Vince Crisostomo, director of the San Francisco Aids Foundation, said images of Covid-19 patients dying in overcrowded hospitals brought back memories of HIV / AIDS wards filled with sick patients. The Trump administration’s initial inaction on the pandemic reminded him of how Reagan administration officials were going to joke and dismiss the HIV crisis, and the anti-Asian hatred directed at him over the past year sounded like the hatred and stigma he faced for being gay in the country. Eighties and nineties, Crisostomo said. Since last year, he says, he constantly feels “on the verge of a nervous breakdown.”

Finding solutions in the data

Experts and public health advocates have said the first step in addressing the disparities is to collect more data. Researchers used to consider it inappropriate or offensive to ask questions about sexual orientation and gender identity, said Poteat, a researcher at the University of North Carolina – but recently activists rejected this idea.

“The numbers and the data will give us a way to stand up for our people, raise money – and hold government entities to account,” said Yun, from the transgender district.
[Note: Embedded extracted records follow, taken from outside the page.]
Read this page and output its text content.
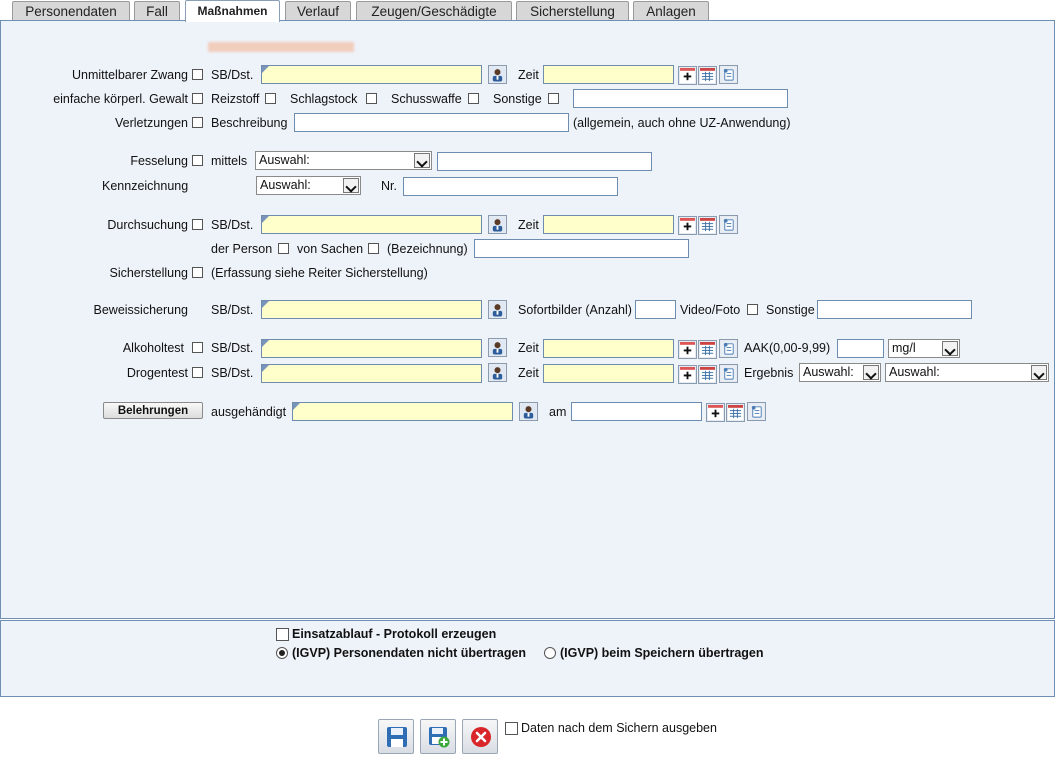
Personendaten	Fall	Maßnahmen	Verlauf	Zeugen/Geschädigte	Sicherstellung	Anlagen
Unmittelbarer Zwang SB/Dst.	Zeit
einfache körperl. Gewalt Reizstoff Schlagstock	Schusswaffe	Sonstige
Verletzungen Beschreibung	(allgemein, auch ohne UZ-Anwendung)
Fesselung mittels Auswahl:
Kennzeichnung	Auswahl:	Nr.
Durchsuchung SB/Dst.	Zeit
der Person von Sachen (Bezeichnung)
Sicherstellung (Erfassung siehe Reiter Sicherstellung)
Beweissicherung SB/Dst.	Sofortbilder (Anzahl)	Video/Foto Sonstige
Alkoholtest SB/Dst.	Zeit	AAK(0,00-9,99)	mg/l
Drogentest SB/Dst.	Zeit	Ergebnis Auswahl:	Auswahl:
Belehrungen	ausgehändigt	am
Einsatzablauf - Protokoll erzeugen
(IGVP) Personendaten nicht übertragen	(IGVP) beim Speichern übertragen
Daten nach dem Sichern ausgeben
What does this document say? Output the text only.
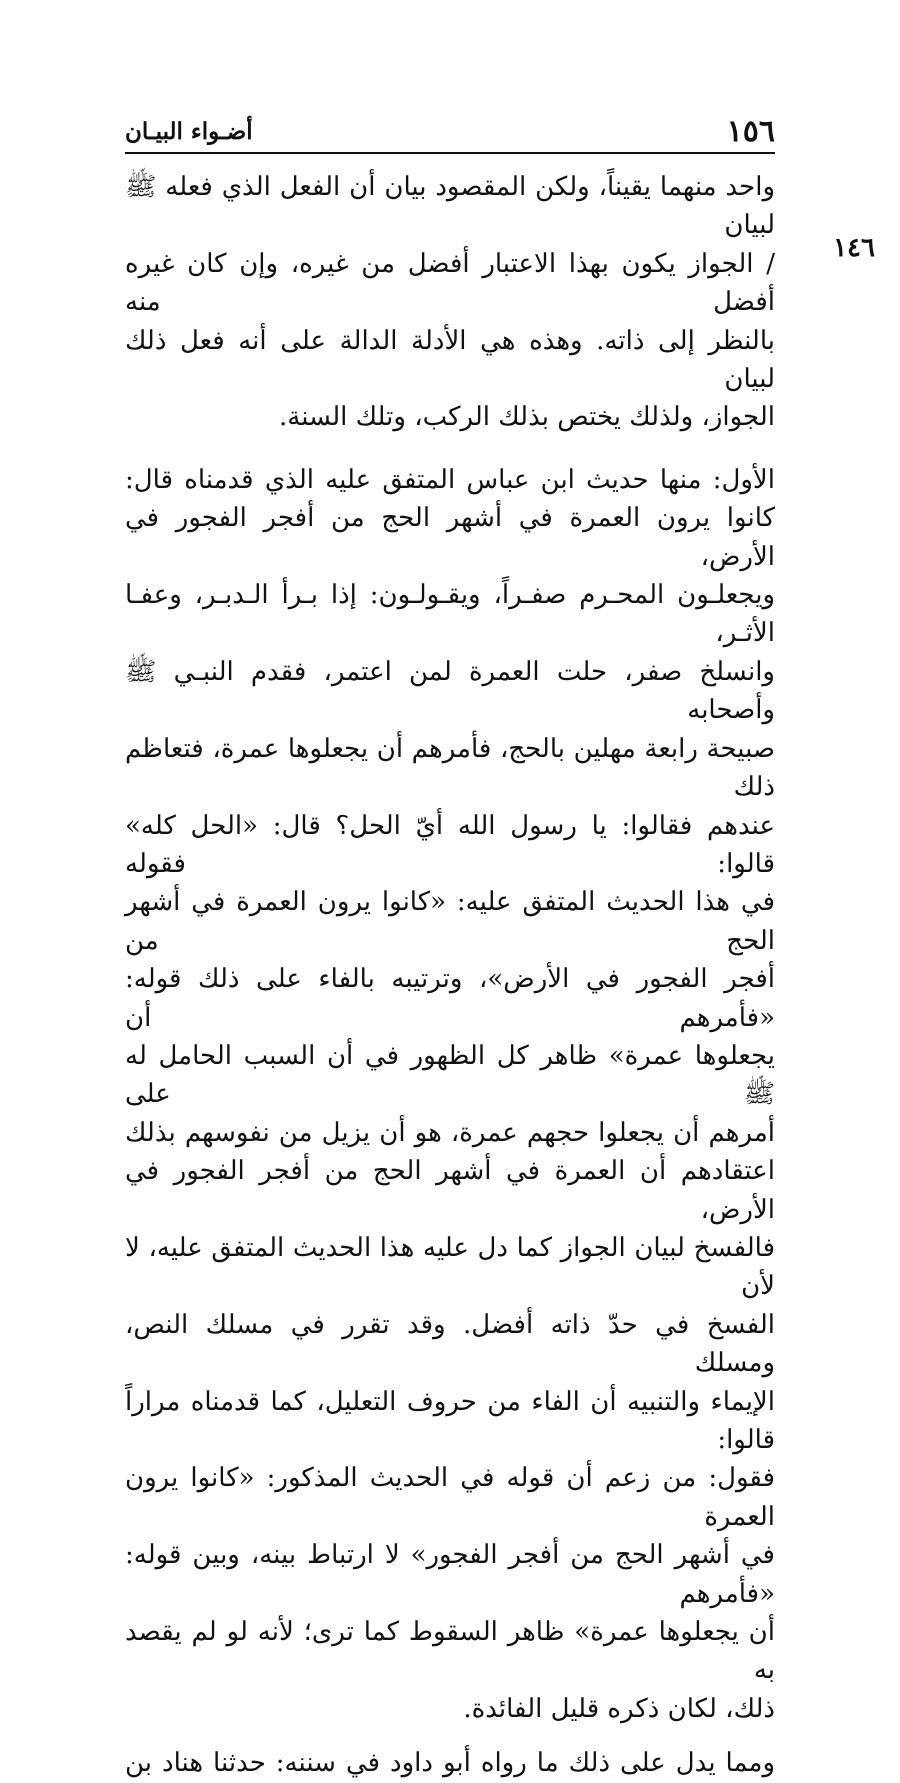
١٥٦
أضـواء البيـان
١٤٦

واحد منهما يقيناً، ولكن المقصود بيان أن الفعل الذي فعله ﷺ لبيان

/ الجواز يكون بهذا الاعتبار أفضل من غيره، وإن كان غيره أفضل منه

بالنظر إلى ذاته. وهذه هي الأدلة الدالة على أنه فعل ذلك لبيان

الجواز، ولذلك يختص بذلك الركب، وتلك السنة.

الأول: منها حديث ابن عباس المتفق عليه الذي قدمناه قال:

كانوا يرون العمرة في أشهر الحج من أفجر الفجور في الأرض،

ويجعلـون المحـرم صفـراً، ويقـولـون: إذا بـرأ الـدبـر، وعفـا الأثـر،

وانسلخ صفر، حلت العمرة لمن اعتمر، فقدم النبـي ﷺ وأصحابه

صبيحة رابعة مهلين بالحج، فأمرهم أن يجعلوها عمرة، فتعاظم ذلك

عندهم فقالوا: يا رسول الله أيّ الحل؟ قال: «الحل كله» قالوا: فقوله

في هذا الحديث المتفق عليه: «كانوا يرون العمرة في أشهر الحج من

أفجر الفجور في الأرض»، وترتيبه بالفاء على ذلك قوله: «فأمرهم أن

يجعلوها عمرة» ظاهر كل الظهور في أن السبب الحامل له ﷺ على

أمرهم أن يجعلوا حجهم عمرة، هو أن يزيل من نفوسهم بذلك

اعتقادهم أن العمرة في أشهر الحج من أفجر الفجور في الأرض،

فالفسخ لبيان الجواز كما دل عليه هذا الحديث المتفق عليه، لا لأن

الفسخ في حدّ ذاته أفضل. وقد تقرر في مسلك النص، ومسلك

الإيماء والتنبيه أن الفاء من حروف التعليل، كما قدمناه مراراً قالوا:

فقول: من زعم أن قوله في الحديث المذكور: «كانوا يرون العمرة

في أشهر الحج من أفجر الفجور» لا ارتباط بينه، وبين قوله: «فأمرهم

أن يجعلوها عمرة» ظاهر السقوط كما ترى؛ لأنه لو لم يقصد به

ذلك، لكان ذكره قليل الفائدة.

ومما يدل على ذلك ما رواه أبو داود في سننه: حدثنا هناد بن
The organization, which has provided resources and facilitated self-help for transgender, transgender and intersex people in the Tenderloin neighborhood of San Francisco, recently used available data on the disproportionate toll of Covid-19 on trans people from color to lobby officials to fund more vaccination sites in the region.

In California, Governor Gavin Newsom signed into law a bill requiring health care providers to collect and report gender identity and referral as well as other public health data, including data Covid-19 – but the policy has been implemented unevenly. In this state and the United States, there is no record of the number of LGBTQ + people who have died.